Monday, June 12, 2006

Time play catch-up.
Sorry, it's been a long time. A lot has gone on since May.
Firstly, I was deeply involved in a job from hell, which I will recount in glorious, excessive detail in the very near future. I had my 10th anniversary second honeymoon with my lovely wife in the Bahamas. A bartendress there asked me if anyone ever told me I look just like that guy on American Idol. "The host?" I asked. "No, that guy who sings..." "Taylor Hicks, the grey haired guy?" "Yeah!" Ouch.


I read two books by Jack Finney, called Time and Time Again and Time After Time. The second is the sequel to the first. The first one involves a guy named Simon, who is asked by the government to go back in time to 1880s New York City to do something which I won't divulge. The next 9/10 of the book is spent detailing what life and the world was like in 1880. The plot is only there to make it seem less like a history book. The second book continues Simon's trips through time, this time to 1912 New York City.

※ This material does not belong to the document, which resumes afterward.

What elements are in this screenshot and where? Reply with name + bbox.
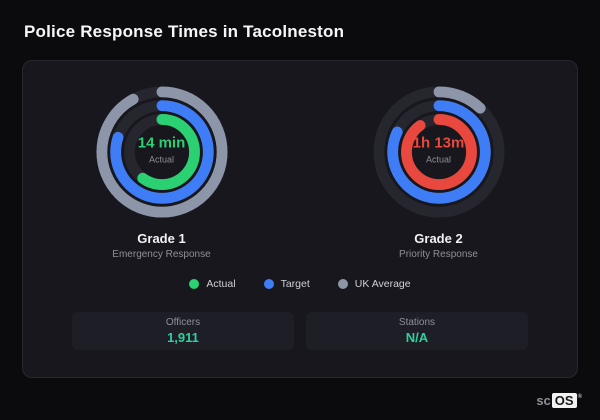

Again, the bulk of the book seems to be in detailing life in 1912, with a time travel plot thrown in. Interestingly enough, Simon travels through time by way of the Dakota buildingg in NYC, because that building is one of the only ones functional now as it was in 1880. The Dakota also figures in such recently reviewed time travel books as The Time Machine Did It and Shroud of the Thwacker. Coincidence? After all this crazy time travel stuff, I went to the library to find something new to read. A copy of Slaughterhouse Five by Kurt Vonnegut was on the table. I picked it up and took it out. It's a classic and I'd never read it. So I start reading it and, among other things, it's about time travel! I can't get away from time travel books!


I also read an interview book called This Is Orson Welles. It's a fascinating and frustrating look at the life and career of Orson Welles. I could go on for days talking about Orson Welles, but I won't. At least not now.


Other than that I've been pretty busy at work, taking side jobs and trying to finish this CD project I started writing and recording about 8 years ago. Hopefully I'll be blogging you to buy it by the end of the summer. So that's it in a nutshell. I'll try to check in more often again. Ciao!